Bank of America Corp. is still trying to shake off troubles arising from mortgages written during the housing bubble.
Higher fees from battling lawsuits and costs related to its mortgage business led to a 39 percent decline in BofA’s first-quarter earnings, the bank announced Friday. It wasn’t what investors wanted to hear, since just three months ago the bank announced several big charges and settlements that seemed to resolve many of its mortgage problems.
“It seems like some of the mortgage-related issues that they said were behind them are actually not behind them yet,” said Paul Miller, a bank analyst at FBR Capital Markets.
The bank is fighting lawsuits from investors and insurers who say that during the housing bubble they were duped into buying loans that were based on fraudulent documents. Bank of America set aside $1 billion to repurchase those mortgages and also added $352 million to its legal expenses in the first quarter. The bank had already taken a $4.1 billion expense in the previous quarter for mortgage repurchase claims and $1.5 billion for litigation expenses.
“The numbers are getting worse and nobody seems to have a handle on how bad this could be,” said Miller.
BofA’s stock fell 2.4 percent to $12.82. Bank of America has lost 34 percent of its value over the past year, making it the laggard among major banks.
The Charlotte, N.C. bank earned $1.7 billion, or 17 cents per share, compared with $2.8 billion, or 28 cents a share in the first quarter of last year. Revenue fell to $26.9 billion from $32 billion in the same period last year.
Most banks will likely have to pay more fees and fines in the future for investigations on other mortgage-related issues.

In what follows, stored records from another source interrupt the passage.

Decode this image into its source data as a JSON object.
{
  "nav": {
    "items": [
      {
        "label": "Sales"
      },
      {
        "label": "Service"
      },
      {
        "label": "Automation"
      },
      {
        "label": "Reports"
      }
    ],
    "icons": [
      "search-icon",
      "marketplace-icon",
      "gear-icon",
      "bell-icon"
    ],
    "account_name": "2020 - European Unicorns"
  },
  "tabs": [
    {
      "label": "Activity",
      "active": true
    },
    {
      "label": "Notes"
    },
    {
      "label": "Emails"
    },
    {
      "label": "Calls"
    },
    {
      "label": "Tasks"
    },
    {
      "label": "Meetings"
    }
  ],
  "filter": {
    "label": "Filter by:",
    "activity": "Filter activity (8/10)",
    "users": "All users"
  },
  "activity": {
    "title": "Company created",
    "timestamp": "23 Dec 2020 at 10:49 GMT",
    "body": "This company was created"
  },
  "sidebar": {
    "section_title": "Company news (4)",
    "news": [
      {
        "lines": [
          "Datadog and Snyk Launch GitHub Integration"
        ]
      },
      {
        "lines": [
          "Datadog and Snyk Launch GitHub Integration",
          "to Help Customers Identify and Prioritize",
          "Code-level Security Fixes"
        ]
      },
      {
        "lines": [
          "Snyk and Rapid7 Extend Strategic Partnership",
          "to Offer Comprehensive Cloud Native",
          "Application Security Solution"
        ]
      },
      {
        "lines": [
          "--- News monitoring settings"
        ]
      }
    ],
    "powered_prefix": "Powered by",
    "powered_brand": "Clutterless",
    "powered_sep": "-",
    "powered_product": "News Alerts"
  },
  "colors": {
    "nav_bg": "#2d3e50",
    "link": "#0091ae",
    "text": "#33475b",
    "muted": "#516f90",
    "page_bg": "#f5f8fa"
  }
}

Bank of America and other banks are waiting for a decision from the attorneys general of all 50 states who are investigating allegations that the banks bungled foreclosure documents, and a separate decision from the Securities and Exchange Commission on its probe into misleading mortgage-backed investments.

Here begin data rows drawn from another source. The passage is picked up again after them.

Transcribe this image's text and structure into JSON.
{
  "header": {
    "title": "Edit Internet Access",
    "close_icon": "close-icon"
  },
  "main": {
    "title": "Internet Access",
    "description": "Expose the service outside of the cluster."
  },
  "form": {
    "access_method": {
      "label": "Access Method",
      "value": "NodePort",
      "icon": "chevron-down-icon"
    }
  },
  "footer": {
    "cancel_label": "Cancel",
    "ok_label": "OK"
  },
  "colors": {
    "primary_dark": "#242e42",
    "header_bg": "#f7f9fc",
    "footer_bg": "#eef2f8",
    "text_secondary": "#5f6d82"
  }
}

On Wednesday, Bank of America was among 16 of the nation’s largest mortgage lenders who were directed by the Federal Reserve and other federal banking regulators to reimburse homeowners who were improperly foreclosed upon. The Fed warned of more fines in the future.
Separately, Bank of America paid $1.1 billion in cash to Assured Guaranty Ltd., an insurer that also said the bank should repurchase its shoddy mortgages. The bank also entered into an agreement worth $470 million to share losses on insuring additional mortgages. Assured Guaranty’s stock jumped 24 percent to $17.60 after the news came out.
Much of Bank of America’s mortgage-related woes stem from its 2008 acquisition of Countrywide Financial Corp., once the largest U.S. mortgage lender, which was facing bankruptcy after payment defaults and foreclosures.
Last month, Bank of America suffered another setback when it became the only one of the four largest U.S. banks that wasn’t allowed by the Federal Reserve to increase its dividends. Moynihan had promised investors that he would increase dividends in the second half of the year.
Along with the 19 largest banks in the country, Bank of America was subjected to a “stress test” by the Federal Reserve to see if they were strong enough to stand up to another economic downturn. Only banks that passed the test were allowed to increase dividends. The Fed has asked the bank to submit a revised plan.
Brian Moynihan, CEO of Bank of America, tried to cast his bank’s results in a positive light. “All the businesses have moved back to profitability except our mortgage business,” he said in a conference call with analysts. BofA’s Merrill Lynch division set records for revenue, asset management fees and brokerage income.
As the largest U.S. bank serving about half of the nation’s households, Bank of America also provides a snapshot for the health of the American consumer and the overall economy. The bank said the number of customers who were late on their credit card payments by 30 days or more fell to near all-time lows in the first quarter. It was the sixth straight quarterly decline.
The bank set aside a total of $3.8 billion to cover losses from loans in the quarter, down sharply from $9.8 billion in the same period a year ago. That reflects an improving economy and fewer BofA customers falling behind on their debts.
The nation’s largest bank by assets also announced that its chief risk officer, Bruce Thompson, will become chief financial officer, replacing Chuck Noski, who was named vice chairman. Noski couldn’t relocate to Charlotte to fulfill his CFO duties because of an illness of a close family member, the bank said in a statement.